The disc can be worn safely for up to 12 hours, and because it’s less prone to leaking, it’s the only product that apparently allows you to have “mess-free sex”. Additional benefits are the materials. Made from hypoallergenic, BPA-free plastic, the Flex product is less likely to cause yeast infections or toxic shock syndrome.
However removing the menstrual disc may prove slightly complicated as the disc has the ability to hold up to six teaspoons of blood, or the equivalent of five tampons. As a result, Flex does recommend doing this particular activity in the shower.
Also, the disc isn’t reusable or biodegradable, meaning it isn’t as environmentally friendly as a cup, however by producing 60 percent less waste than traditional tampons, it does make it one of the more environmentally friendly disposable menstruation products available.
In the present social climate, people are undoubtedly concerned with the environment and their own personal impact on the plant. Tampons often contain a number of synthetic materials (including up to 90% plastic) that not only take a very long time to break down, but can also make their way into the various rivers, lakes, and seas of the world.
Through their reusable underwear, Wuka aims to reduce 200,000 tonnes of waste per year from tampons, pads and panty liners.While there are a number of underwear products on the market that double as a self-absorbing undergarment, Wuka (short for Wake Up and Kick-Ass) is the first of its kind to launch in the UK.

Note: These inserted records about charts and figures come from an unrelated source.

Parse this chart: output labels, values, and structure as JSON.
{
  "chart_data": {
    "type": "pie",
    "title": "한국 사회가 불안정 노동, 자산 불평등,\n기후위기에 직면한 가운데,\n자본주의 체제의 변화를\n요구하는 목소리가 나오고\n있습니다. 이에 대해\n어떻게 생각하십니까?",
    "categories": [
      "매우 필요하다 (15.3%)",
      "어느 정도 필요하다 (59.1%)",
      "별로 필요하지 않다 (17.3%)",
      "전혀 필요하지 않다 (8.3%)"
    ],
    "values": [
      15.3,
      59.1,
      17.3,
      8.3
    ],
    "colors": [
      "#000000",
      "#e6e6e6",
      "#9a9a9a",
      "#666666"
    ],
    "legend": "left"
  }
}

At first glance, the underwear looks much like any other, but beneath the top layer are several additional layers of material that offer protection against the effects of menstruation. Specifically, at the crotch, an anti-bacterial layer absorbs and traps any fluids, holding up to 4 tampons (or 20 milliliters) worth of blood.
The idea was formed after co-founder Ruby Raut grew up in Nepal and witnessed a number of women using sari rags during their monthly cycle. With traditional tampons and sanitary products often too expensive for many to afford, women were often forced to adopt cheaper alternatives.

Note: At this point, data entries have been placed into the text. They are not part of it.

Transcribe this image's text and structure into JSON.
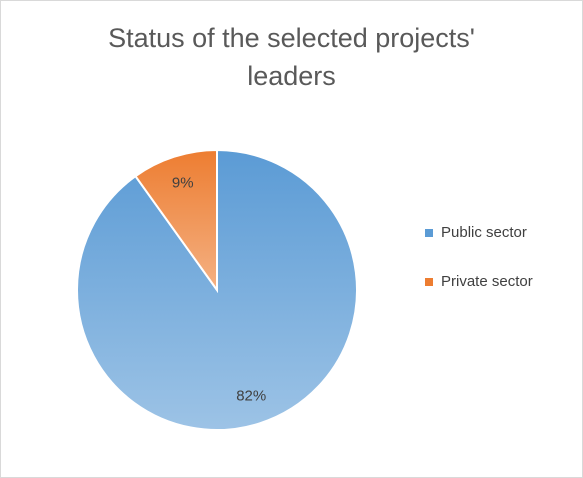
{
  "chart_data": {
    "type": "pie",
    "title": "Status of the selected projects' leaders",
    "categories": [
      "Public sector",
      "Private sector"
    ],
    "values": [
      82,
      9
    ],
    "value_labels": [
      "82%",
      "9%"
    ],
    "colors": [
      "#5b9bd5",
      "#ed7d31"
    ],
    "legend": "right"
  }
}
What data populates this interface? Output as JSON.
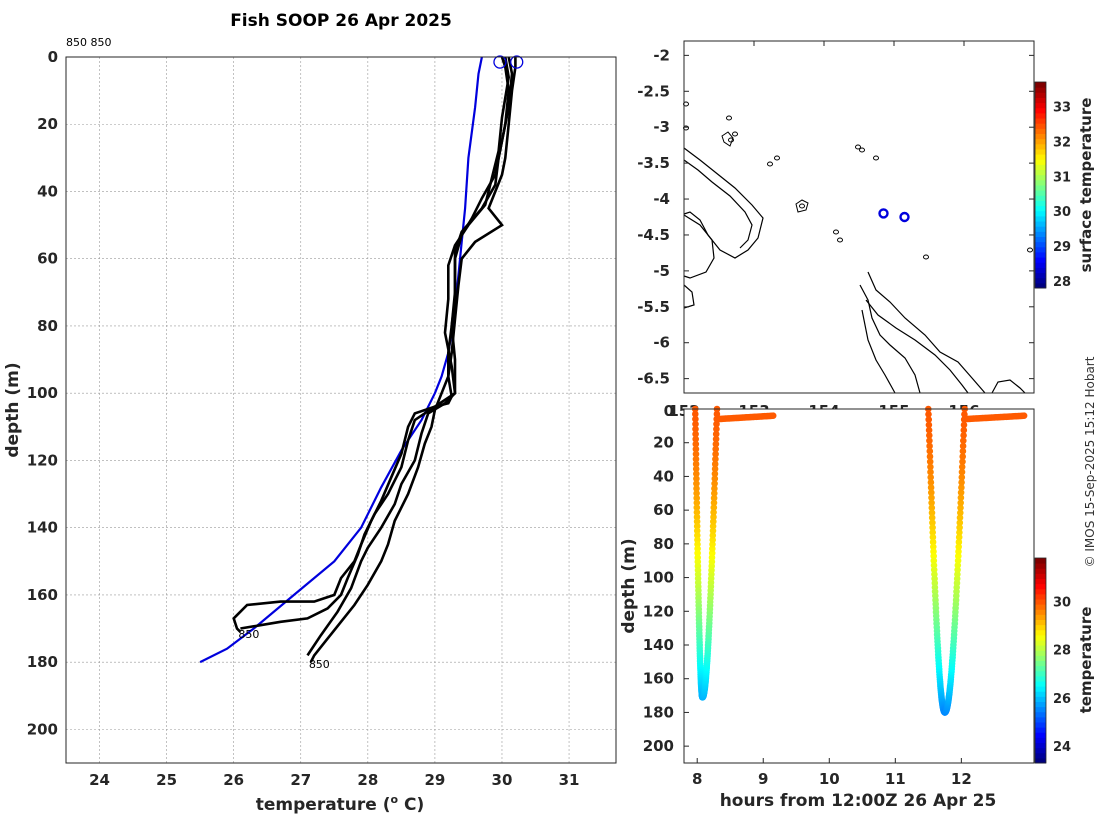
{
  "title": "Fish SOOP 26 Apr 2025",
  "probe_ids": "850 850",
  "copyright": "© IMOS 15-Sep-2025 15:12 Hobart",
  "chart_data": [
    {
      "type": "line",
      "name": "temperature-depth-profiles",
      "xlabel": "temperature (",
      "xlabel_sup": "o",
      "xlabel_tail": " C)",
      "ylabel": "depth (m)",
      "xlim": [
        23.5,
        31.7
      ],
      "ylim": [
        210,
        0
      ],
      "xticks": [
        24,
        25,
        26,
        27,
        28,
        29,
        30,
        31
      ],
      "yticks": [
        0,
        20,
        40,
        60,
        80,
        100,
        120,
        140,
        160,
        180,
        200
      ],
      "series": [
        {
          "name": "climatology",
          "color": "#0000dd",
          "points": [
            [
              29.7,
              0
            ],
            [
              29.65,
              5
            ],
            [
              29.6,
              15
            ],
            [
              29.5,
              30
            ],
            [
              29.45,
              45
            ],
            [
              29.4,
              55
            ],
            [
              29.35,
              65
            ],
            [
              29.3,
              75
            ],
            [
              29.25,
              82
            ],
            [
              29.2,
              88
            ],
            [
              29.1,
              95
            ],
            [
              29.0,
              100
            ],
            [
              28.8,
              108
            ],
            [
              28.5,
              117
            ],
            [
              28.2,
              128
            ],
            [
              27.9,
              140
            ],
            [
              27.5,
              150
            ],
            [
              26.9,
              160
            ],
            [
              26.3,
              170
            ],
            [
              25.9,
              176
            ],
            [
              25.5,
              180
            ]
          ]
        },
        {
          "name": "profile-1",
          "color": "#000000",
          "label": "850",
          "points": [
            [
              30.0,
              0
            ],
            [
              30.05,
              3
            ],
            [
              30.1,
              10
            ],
            [
              30.05,
              20
            ],
            [
              29.95,
              30
            ],
            [
              29.9,
              38
            ],
            [
              29.7,
              45
            ],
            [
              29.4,
              52
            ],
            [
              29.3,
              58
            ],
            [
              29.3,
              65
            ],
            [
              29.3,
              72
            ],
            [
              29.25,
              80
            ],
            [
              29.2,
              88
            ],
            [
              29.2,
              95
            ],
            [
              29.25,
              101
            ],
            [
              29.2,
              103
            ],
            [
              29.0,
              104
            ],
            [
              28.7,
              106
            ],
            [
              28.6,
              110
            ],
            [
              28.5,
              118
            ],
            [
              28.35,
              125
            ],
            [
              28.2,
              132
            ],
            [
              28.05,
              138
            ],
            [
              27.9,
              145
            ],
            [
              27.8,
              150
            ],
            [
              27.6,
              155
            ],
            [
              27.5,
              160
            ],
            [
              27.2,
              162
            ],
            [
              26.7,
              162
            ],
            [
              26.2,
              163
            ],
            [
              26.0,
              167
            ],
            [
              26.05,
              170
            ],
            [
              26.1,
              171
            ]
          ]
        },
        {
          "name": "profile-2",
          "color": "#000000",
          "label": "850",
          "points": [
            [
              30.2,
              0
            ],
            [
              30.2,
              3
            ],
            [
              30.15,
              10
            ],
            [
              30.1,
              20
            ],
            [
              30.05,
              30
            ],
            [
              30.0,
              35
            ],
            [
              29.9,
              40
            ],
            [
              29.8,
              45
            ],
            [
              30.0,
              50
            ],
            [
              29.6,
              55
            ],
            [
              29.4,
              60
            ],
            [
              29.35,
              68
            ],
            [
              29.3,
              78
            ],
            [
              29.25,
              88
            ],
            [
              29.2,
              95
            ],
            [
              29.1,
              100
            ],
            [
              29.0,
              105
            ],
            [
              28.95,
              110
            ],
            [
              28.85,
              115
            ],
            [
              28.75,
              122
            ],
            [
              28.6,
              130
            ],
            [
              28.4,
              138
            ],
            [
              28.3,
              145
            ],
            [
              28.2,
              150
            ],
            [
              28.0,
              157
            ],
            [
              27.8,
              163
            ],
            [
              27.6,
              168
            ],
            [
              27.4,
              173
            ],
            [
              27.2,
              178
            ],
            [
              27.15,
              180
            ]
          ]
        },
        {
          "name": "profile-3",
          "color": "#000000",
          "points": [
            [
              30.1,
              0
            ],
            [
              30.15,
              5
            ],
            [
              30.1,
              15
            ],
            [
              30.0,
              25
            ],
            [
              29.9,
              35
            ],
            [
              29.7,
              42
            ],
            [
              29.55,
              48
            ],
            [
              29.4,
              53
            ],
            [
              29.3,
              60
            ],
            [
              29.3,
              70
            ],
            [
              29.25,
              80
            ],
            [
              29.3,
              90
            ],
            [
              29.3,
              100
            ],
            [
              29.15,
              103
            ],
            [
              28.9,
              106
            ],
            [
              28.8,
              112
            ],
            [
              28.7,
              120
            ],
            [
              28.5,
              127
            ],
            [
              28.4,
              133
            ],
            [
              28.2,
              140
            ],
            [
              28.0,
              146
            ],
            [
              27.9,
              150
            ],
            [
              27.75,
              158
            ],
            [
              27.55,
              165
            ],
            [
              27.3,
              172
            ],
            [
              27.1,
              178
            ]
          ]
        },
        {
          "name": "profile-4",
          "color": "#000000",
          "points": [
            [
              30.05,
              0
            ],
            [
              30.1,
              6
            ],
            [
              30.0,
              18
            ],
            [
              29.95,
              28
            ],
            [
              29.85,
              36
            ],
            [
              29.75,
              44
            ],
            [
              29.5,
              50
            ],
            [
              29.3,
              56
            ],
            [
              29.2,
              62
            ],
            [
              29.2,
              72
            ],
            [
              29.15,
              82
            ],
            [
              29.25,
              92
            ],
            [
              29.3,
              100
            ],
            [
              29.0,
              104
            ],
            [
              28.7,
              108
            ],
            [
              28.6,
              114
            ],
            [
              28.5,
              122
            ],
            [
              28.3,
              130
            ],
            [
              28.1,
              136
            ],
            [
              27.95,
              142
            ],
            [
              27.85,
              148
            ],
            [
              27.7,
              155
            ],
            [
              27.6,
              160
            ],
            [
              27.4,
              164
            ],
            [
              27.1,
              167
            ],
            [
              26.7,
              168
            ],
            [
              26.4,
              169
            ],
            [
              26.1,
              170
            ]
          ]
        }
      ],
      "markers": [
        [
          29.97,
          1.5
        ],
        [
          30.22,
          1.5
        ]
      ]
    },
    {
      "type": "scatter",
      "name": "location-map",
      "xlim": [
        152.0,
        157.0
      ],
      "ylim": [
        -6.7,
        -1.8
      ],
      "xticks": [
        152,
        153,
        154,
        155,
        156
      ],
      "xtick_labels": [
        "152",
        "153",
        "154",
        "155",
        "156"
      ],
      "yticks": [
        -2,
        -2.5,
        -3,
        -3.5,
        -4,
        -4.5,
        -5,
        -5.5,
        -6,
        -6.5
      ],
      "points": [
        [
          154.85,
          -4.2
        ],
        [
          155.15,
          -4.25
        ]
      ],
      "colorbar": {
        "label": "surface temperature",
        "ticks": [
          28,
          29,
          30,
          31,
          32,
          33
        ],
        "range": [
          27.8,
          33.7
        ]
      }
    },
    {
      "type": "scatter",
      "name": "depth-time-section",
      "xlabel": "hours from 12:00Z 26 Apr 25",
      "ylabel": "depth (m)",
      "xlim": [
        7.8,
        13.1
      ],
      "ylim": [
        210,
        0
      ],
      "xticks": [
        8,
        9,
        10,
        11,
        12
      ],
      "yticks": [
        0,
        20,
        40,
        60,
        80,
        100,
        120,
        140,
        160,
        180,
        200
      ],
      "dives": [
        {
          "start": 7.97,
          "bottom_time": 8.08,
          "end": 8.3,
          "max_depth": 171,
          "tail_end": 9.15,
          "tail_depth": 6
        },
        {
          "start": 11.5,
          "bottom_time": 11.75,
          "end": 12.05,
          "max_depth": 180,
          "tail_end": 12.95,
          "tail_depth": 6
        }
      ],
      "colorbar": {
        "label": "temperature",
        "ticks": [
          24,
          26,
          28,
          30
        ],
        "range": [
          23.3,
          31.8
        ]
      }
    }
  ]
}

After training as an environmental scientist, Ruby Raut set out to create a more comfortable, efficient, hygienic and eco-friendly product that could be reused after every period. The end result is the Wuka underwear range, where all items can be tossed into the washing machine (or washed in cold water) with regular detergent after every use.
On average a woman will have their period every month for around 30 years of their lives, and the end result is a lot of waste in our landfills, toxins in our body and money out of our pockets. These startups are just a few that are not only providing innovative and welcomed solutions towards women’s hygiene but are doing so in a way that ensures we’re more healthy, eco-friendly and cost-effective in the process.